A parade where the street becomes a stage.
WE ARE HERE is an inclusive proclamation of present and past.
A spectacle inviting you in; you are here and WE ARE HERE.
The WE ARE HERE mural transforms Foley Street into a time-travelling, rambunctious romp through the complex history of the local area.
– Juliet Rosser, curator (2013)
The mural WE ARE HERE is 15 metres high by 75 metres long and extends along the façade of Foley Street, running parallel to Oxford between Palmer and Crown Streets. The work – collaboratively executed by artists Sarah Howell, Dylan Demarchi, byrd, The Dirt and Gui Andrade – revives lost fragments of the area’s history and brings it firmly to the present. It takes its form from the hundreds of parades that have travelled up Oxford Street.
Originally a bush track that ran along the ridge between Botany Bay and Sydney Harbour, by World War I Oxford Street had morphed into a boulevard that joined the city to the suburbs to its east. The history of this street – how it came to be built, and the people who came to live here – emulates the history of the city. Foley Street edges along the lower reaches of Oxford Street and forms a kind of backstage to the main stage of the boulevard on the ridge. It is in lanes like this the life that supported the main street has played out.

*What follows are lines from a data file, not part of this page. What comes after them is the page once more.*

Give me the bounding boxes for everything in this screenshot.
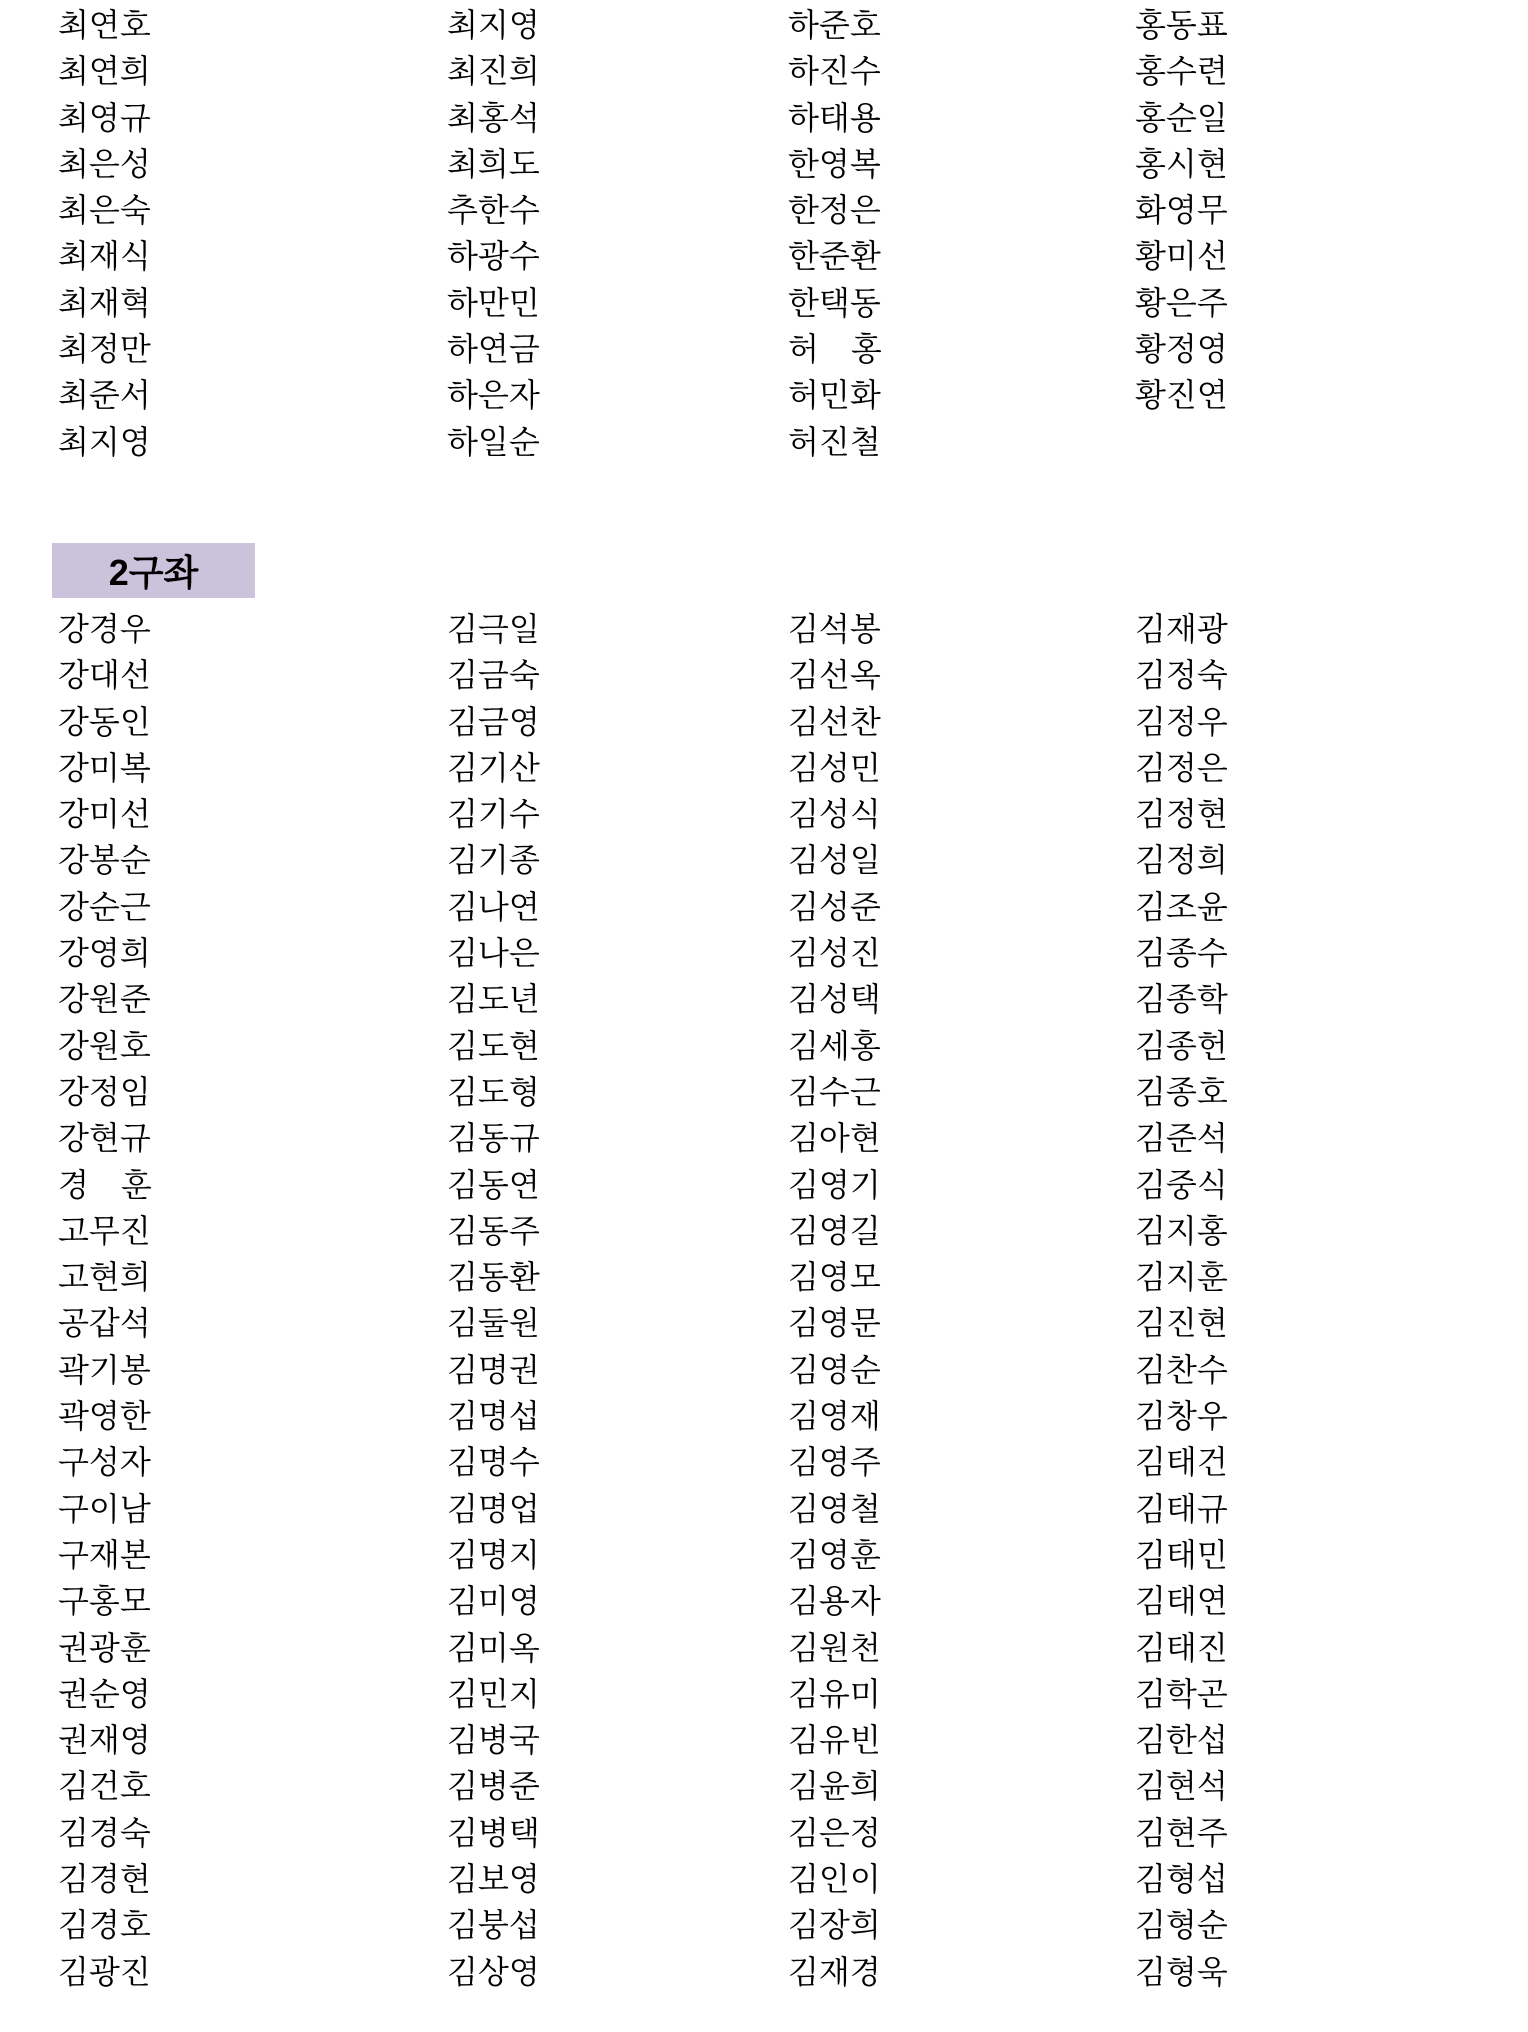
name-item: 김동연 [447,1162,817,1208]
name-item: 권광훈 [58,1625,428,1671]
name-item: 김영훈 [788,1532,1158,1578]
name-item: 김태규 [1135,1486,1505,1532]
section2-header: 2구좌 [52,543,255,598]
name-item: 김정은 [1135,745,1505,791]
name-item: 김경숙 [58,1810,428,1856]
name-item: 강원준 [58,976,428,1022]
name-item: 김정우 [1135,699,1505,745]
name-item: 김성식 [788,791,1158,837]
section2-column-2: 김극일김금숙김금영김기산김기수김기종김나연김나은김도년김도현김도형김동규김동연김… [447,606,817,1995]
name-item: 김재경 [788,1949,1158,1995]
name-item: 김조윤 [1135,884,1505,930]
name-item: 김성준 [788,884,1158,930]
name-item: 김태건 [1135,1439,1505,1485]
name-item: 김중식 [1135,1162,1505,1208]
name-item: 김재광 [1135,606,1505,652]
name-item: 김미영 [447,1578,817,1624]
name-item: 김영기 [788,1162,1158,1208]
name-item: 황은주 [1135,280,1505,326]
name-item: 김선찬 [788,699,1158,745]
name-item: 김성택 [788,976,1158,1022]
name-item: 김병국 [447,1717,817,1763]
name-item: 김태연 [1135,1578,1505,1624]
name-item: 김명수 [447,1439,817,1485]
name-item: 고현희 [58,1254,428,1300]
name-item: 김한섭 [1135,1717,1505,1763]
section2-column-3: 김석봉김선옥김선찬김성민김성식김성일김성준김성진김성택김세홍김수근김아현김영기김… [788,606,1158,1995]
name-item: 김종학 [1135,976,1505,1022]
name-item: 김지홍 [1135,1208,1505,1254]
member-name-list-page: 최연호최연희최영규최은성최은숙최재식최재혁최정만최준서최지영 최지영최진희최홍석… [0,0,1528,2032]
name-item: 김도년 [447,976,817,1022]
name-item: 김유빈 [788,1717,1158,1763]
name-item: 김유미 [788,1671,1158,1717]
name-item: 김동규 [447,1115,817,1161]
name-item: 강영희 [58,930,428,976]
name-item: 김찬수 [1135,1347,1505,1393]
name-item: 최연호 [58,2,428,48]
name-item: 김금숙 [447,652,817,698]
name-item: 최준서 [58,372,428,418]
name-item: 최연희 [58,48,428,94]
name-item: 김세홍 [788,1023,1158,1069]
name-item: 김준석 [1135,1115,1505,1161]
section2-column-4: 김재광김정숙김정우김정은김정현김정희김조윤김종수김종학김종헌김종호김준석김중식김… [1135,606,1505,1995]
name-item: 최희도 [447,141,817,187]
name-item: 최지영 [58,419,428,465]
name-item: 김원천 [788,1625,1158,1671]
name-item: 김인이 [788,1856,1158,1902]
name-item: 하광수 [447,233,817,279]
section1-column-2: 최지영최진희최홍석최희도추한수하광수하만민하연금하은자하일순 [447,2,817,465]
name-item: 강순근 [58,884,428,930]
name-item: 강동인 [58,699,428,745]
name-item: 김보영 [447,1856,817,1902]
section1-column-1: 최연호최연희최영규최은성최은숙최재식최재혁최정만최준서최지영 [58,2,428,465]
name-item: 김기종 [447,837,817,883]
name-item: 추한수 [447,187,817,233]
name-item: 김정현 [1135,791,1505,837]
name-item: 김경현 [58,1856,428,1902]
name-item: 강봉순 [58,837,428,883]
name-item: 강원호 [58,1023,428,1069]
name-item: 김성일 [788,837,1158,883]
name-item: 김현석 [1135,1763,1505,1809]
name-item: 김창우 [1135,1393,1505,1439]
name-item: 김태민 [1135,1532,1505,1578]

The recurring motif throughout the artwork is hands, signifying the hand of the worker, artist, craftsmen, gardener and builder. At the beginning of the parade route the viewer is introduced to Larry Foley, an Australian boxer whose name is given to the street. It includes a section acknowledging the traditional owners and custodians of the land. Other sections represent victory celebrations and anti-war protests, federation celebrations in 1901, the Royal Easter Show Parade and the Mardi Gras Parade. Also included are areas representing thriving late nineteenth century business, the plague or ‘black death’ in the early 20th Century, and the diverse and shifting local cultures of the area. The mural finishes with another gigantic hand but it is a ‘victory’ sign this time.
Using paint, collage, mixed media, photography and stencil, the varied and contrasting mediums employed by the artists play with the inherent polarities of the Darlinghurst and Oxford Street narrative. The often dark and gruesome history is melded with times of celebration. The work rejoices in the swinging pendulum of its fortunes, from cultural backwater to creative epicentre, from slum to designer living, a place of protest to a place of celebration, from the six o’clock swill to sophisticated cocktail culture, criminal to respectable, addict-ridden to health-driven. This is an area that has seen and been it all.
While the work honours the past, it also firmly places a stake in the ground for the present, celebrating the renewed creativity that is re-emerging in and around Oxford Street. The artists and the culture creators are here once again, building it with their hands (or the click of a mouse) and proclaiming: WE ARE HERE.